14:13 karolherbst: yeah right, but I meant the function itself
14:13 imirkin_: oh yes.
14:14 imirkin_: note that i've never tested this
14:14 karolherbst: mhh
14:14 imirkin_: so ... start with a small function which just returns the orig value
14:14 imirkin_: or something
14:14 karolherbst: yeah
14:14 imirkin_: before you go to a lot of trouble
14:14 karolherbst: or we wait until robclar finishes the fp64 emulation stuff and we just ask glsl to do that for us :p
14:14 karolherbst: robclark
14:15 imirkin_: iirc we do better than glsl could
14:15 karolherbst: ohh wait
14:15 karolherbst: airlied wanted to do that
14:15 karolherbst: ...
14:15 imirkin_: i mean, more optimally
14:15 karolherbst: yeah.... sure
14:15 imirkin_: e.g. rsq64h
14:15 karolherbst: mhh
14:15 karolherbst: but this seems to be not enough for the CTS afaik
14:15 imirkin_: right, but ...
14:15 karolherbst: sure
14:15 imirkin_: the impl that DOES work still makes use of those
14:15 imirkin_: as a better first guess.
14:16 karolherbst: I see
14:16 imirkin_: dboyan tested his impl extensively, and was within like 1 or 2 ULP's of the CPU result
14:16 karolherbst: anyway, need to get ready for the plane
14:16 imirkin_: kk. safe travels!
14:16 karolherbst: I will think that through and maybe I come up with a good enough result
16:50 karolherbst: got my devconf feedback today, seems like people were happy enough about it :)

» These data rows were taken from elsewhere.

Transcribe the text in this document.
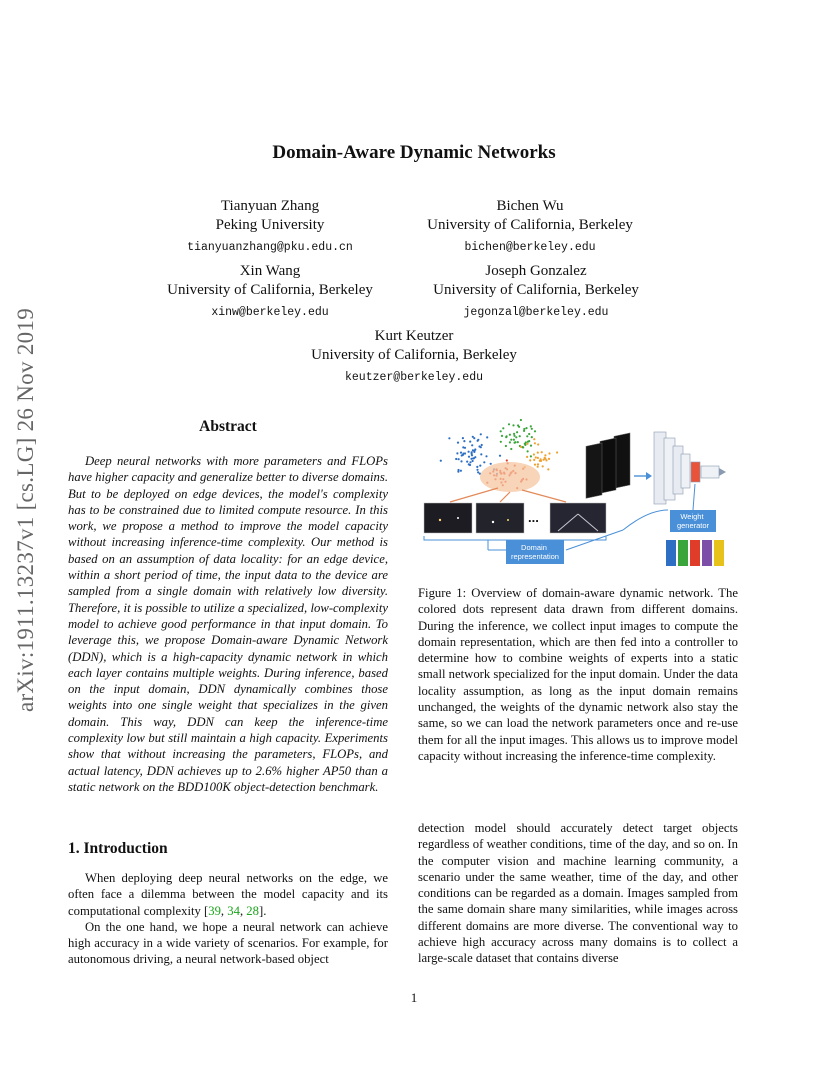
arXiv:1911.13237v1 [cs.LG] 26 Nov 2019
Domain-Aware Dynamic Networks
Tianyuan Zhang
Peking University
tianyuanzhang@pku.edu.cn
Bichen Wu
University of California, Berkeley
bichen@berkeley.edu
Xin Wang
University of California, Berkeley
xinw@berkeley.edu
Joseph Gonzalez
University of California, Berkeley
jegonzal@berkeley.edu
Kurt Keutzer
University of California, Berkeley
keutzer@berkeley.edu
Abstract

Deep neural networks with more parameters and FLOPs have higher capacity and generalize better to diverse domains. But to be deployed on edge devices, the model's complexity has to be constrained due to limited compute resource. In this work, we propose a method to improve the model capacity without increasing inference-time complexity. Our method is based on an assumption of data locality: for an edge device, within a short period of time, the input data to the device are sampled from a single domain with relatively low diversity. Therefore, it is possible to utilize a specialized, low-complexity model to achieve good performance in that input domain. To leverage this, we propose Domain-aware Dynamic Network (DDN), which is a high-capacity dynamic network in which each layer contains multiple weights. During inference, based on the input domain, DDN dynamically combines those weights into one single weight that specializes in the given domain. This way, DDN can keep the inference-time complexity low but still maintain a high capacity. Experiments show that without increasing the parameters, FLOPs, and actual latency, DDN achieves up to 2.6% higher AP50 than a static network on the BDD100K object-detection benchmark.

...
Domain representation
Weight generator

Figure 1: Overview of domain-aware dynamic network. The colored dots represent data drawn from different domains. During the inference, we collect input images to compute the domain representation, which are then fed into a controller to determine how to combine weights of experts into a static small network specialized for the input domain. Under the data locality assumption, as long as the input domain remains unchanged, the weights of the dynamic network also stay the same, so we can load the network parameters once and re-use them for all the input images. This allows us to improve model capacity without increasing the inference-time complexity.

1. Introduction

When deploying deep neural networks on the edge, we often face a dilemma between the model capacity and its computational complexity [39, 34, 28].

On the one hand, we hope a neural network can achieve high accuracy in a wide variety of scenarios. For example, for autonomous driving, a neural network-based object

detection model should accurately detect target objects regardless of weather conditions, time of the day, and so on. In the computer vision and machine learning community, a scenario under the same weather, time of the day, and other conditions can be regarded as a domain. Images sampled from the same domain share many similarities, while images across different domains are more diverse. The conventional way to achieve high accuracy across many domains is to collect a large-scale dataset that contains diverse

1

16:55 karolherbst: imirkin: uhm.. my tested-by is for Pascal...
16:56 imirkin_: for what?
16:56 karolherbst: "nvc0: collapse output slots to have adjacent registers"
16:57 imirkin_: ok cool
16:57 imirkin_: it worked on kepler too
16:57 imirkin_: just need someone to test on fermi
16:57 imirkin_: since it definitely does things different than kepler
16:57 karolherbst: I see
16:57 karolherbst: RSpliet might be able to test it?
16:57 imirkin_: i never QUITE figured out how different
16:58 imirkin_: see commit 39df725f731f75f488c75a4910169beb352213fb
16:58 imirkin_: (that was a fun one to track down...)
16:58 RSpliet: There is a gf119 in my desktop machine currently. Low on time though...
16:59 karolherbst: imirkin_: ... meh
16:59 RSpliet: Something something getting a Phd on track and maintaining sanity rah rah rah
17:00 imirkin_: still at cambridge?
17:00 karolherbst: RSpliet: give up on sanity, it is only useless most of the time anyway
17:00 RSpliet: imirkin_: yep.
17:00 imirkin_: cool
17:00 RSpliet: karolherbst: "If you want to be number one, you need to be odd"
17:00 karolherbst: ....
17:01 imirkin_: or, to quote a horrible 80's movie, "If you want to be the best, you must lose your mind"
17:01 imirkin_: (not actually an 80's movie, more like 80's-style-movie)
17:01 karolherbst: RSpliet: At first I thought it was a random quote, but coming from you, there had to be a joke... which I just got a few seconds later
17:02 RSpliet: imirkin_: Quite related to that horrible 90's quote "Of all the things I've lost, I miss my mind the most"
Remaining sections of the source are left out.